Towards the end of last year, you may remember me complaining about an injury to my knee which I sustained while playing hockey. At the time, my “Doctor” informed me that I “may” have torn the ligaments to my outer knee. And, that there was nothing he could do for me at the time. I was told to ice it and stay off of it as much as possible. Which, as a good little soldier, I did. I think, because I have a high physical pain threshold, I thought I was moving my way through the injury. Not so. As the months passed, and the icing and Advil treatment increased, the inflammation has become worse. In the past 2 weeks alone, I have gone through almost 60 Extra Strength (400mg) Liqui-Gel Advil's. Lord knows what that is doing to my stomach.
I can no longer walk without the use of crutches and any weight on my leg or foot is excruciating. Needless to say, trying to get any sleep has been adventurous, to say the least. The swelling has moved down my leg to my ankle which just increases my discomfort. Earlier this week, yet another visit to my “Doctor”, and he, at long last, recommended that I go for X-Rays and that he would schedule an MRI. But, he said, “I'm not sure how far down the road that will be”. Thanks......for nothing, I thought. I could feel his eyes on me as I lumbered out of his office in extreme discomfort. Many thoughts come to mind at this time but nothing appropriate to write so, I will keep them to myself.
Needless to say, life is not all about me however and so it goes. I have quickly become aware that the lives of a few of our Blog friends have been touched with the loss of loved ones including the loss of one our own, Renee. Perhaps, in the back of my mind and in my heart, there were indeed some inevitabilities that I knew were going to pass. And yet, these are the things that are so far out of our grasp that it is all we can do to hold onto today. Funny, how as I sit here a moment and think of such things, that my pain appears to be temporarily bearable. Life........go figure.

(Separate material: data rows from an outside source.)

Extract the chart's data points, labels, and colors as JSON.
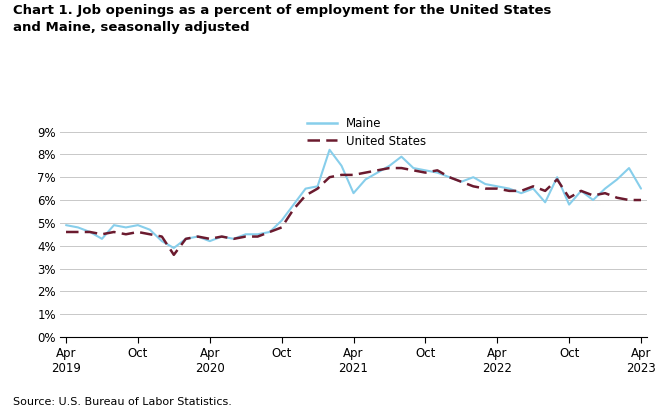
{
  "title": "Chart 1. Job openings as a percent of employment for the United States\nand Maine, seasonally adjusted",
  "source": "Source: U.S. Bureau of Labor Statistics.",
  "maine_color": "#87CEEB",
  "us_color": "#6B1A2E",
  "background_color": "#FFFFFF",
  "grid_color": "#C8C8C8",
  "ylim": [
    0,
    0.09
  ],
  "yticks": [
    0,
    0.01,
    0.02,
    0.03,
    0.04,
    0.05,
    0.06,
    0.07,
    0.08,
    0.09
  ],
  "xtick_labels": [
    "Apr\n2019",
    "Oct",
    "Apr\n2020",
    "Oct",
    "Apr\n2021",
    "Oct",
    "Apr\n2022",
    "Oct",
    "Apr\n2023"
  ],
  "xtick_positions": [
    0,
    6,
    12,
    18,
    24,
    30,
    36,
    42,
    48
  ],
  "maine_data": [
    0.049,
    0.048,
    0.046,
    0.043,
    0.049,
    0.048,
    0.049,
    0.047,
    0.042,
    0.039,
    0.043,
    0.044,
    0.042,
    0.044,
    0.043,
    0.045,
    0.045,
    0.046,
    0.051,
    0.058,
    0.065,
    0.066,
    0.082,
    0.075,
    0.063,
    0.069,
    0.072,
    0.075,
    0.079,
    0.074,
    0.073,
    0.072,
    0.07,
    0.068,
    0.07,
    0.067,
    0.066,
    0.065,
    0.063,
    0.065,
    0.059,
    0.07,
    0.058,
    0.064,
    0.06,
    0.065,
    0.069,
    0.074,
    0.065
  ],
  "us_data": [
    0.046,
    0.046,
    0.046,
    0.045,
    0.046,
    0.045,
    0.046,
    0.045,
    0.044,
    0.036,
    0.043,
    0.044,
    0.043,
    0.044,
    0.043,
    0.044,
    0.044,
    0.046,
    0.048,
    0.056,
    0.062,
    0.065,
    0.07,
    0.071,
    0.071,
    0.072,
    0.073,
    0.074,
    0.074,
    0.073,
    0.072,
    0.073,
    0.07,
    0.068,
    0.066,
    0.065,
    0.065,
    0.064,
    0.064,
    0.066,
    0.064,
    0.069,
    0.061,
    0.064,
    0.062,
    0.063,
    0.061,
    0.06,
    0.06
  ]
}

I must say this however, much to my surprise. When I logged on to blogger for the first time since the Christmas Holidays, I was half expecting those who had signed on as followers would have long vacated this sorry site. But lo and behold, there you all were (are), exactly as I left so long ago. Hmmm! Perhaps you are wondering what possessed me to, after all of this time, to log back in and to post something so innocuous. Well, the truth is, I have not bothered to check my email account for this site either for obvious reasons. But tonight, more out of curiosity and distraction, I punched the 'ON' button just to see if this dinosaur would roar back to life. It did and a part of me did as well. Especially when I read some of the accumulated back mail that had accumulated.
I hope at this time that you can all bear with me and understand that it was without malice or intent that I walked away for awhile. Perhaps it was the wish of a Higher Power that possessed me to hit the 'ON' button tonight and get back into life. For a few minutes at least, I was able to forget the constant throbbing and realized that the beat goes on. Take care people.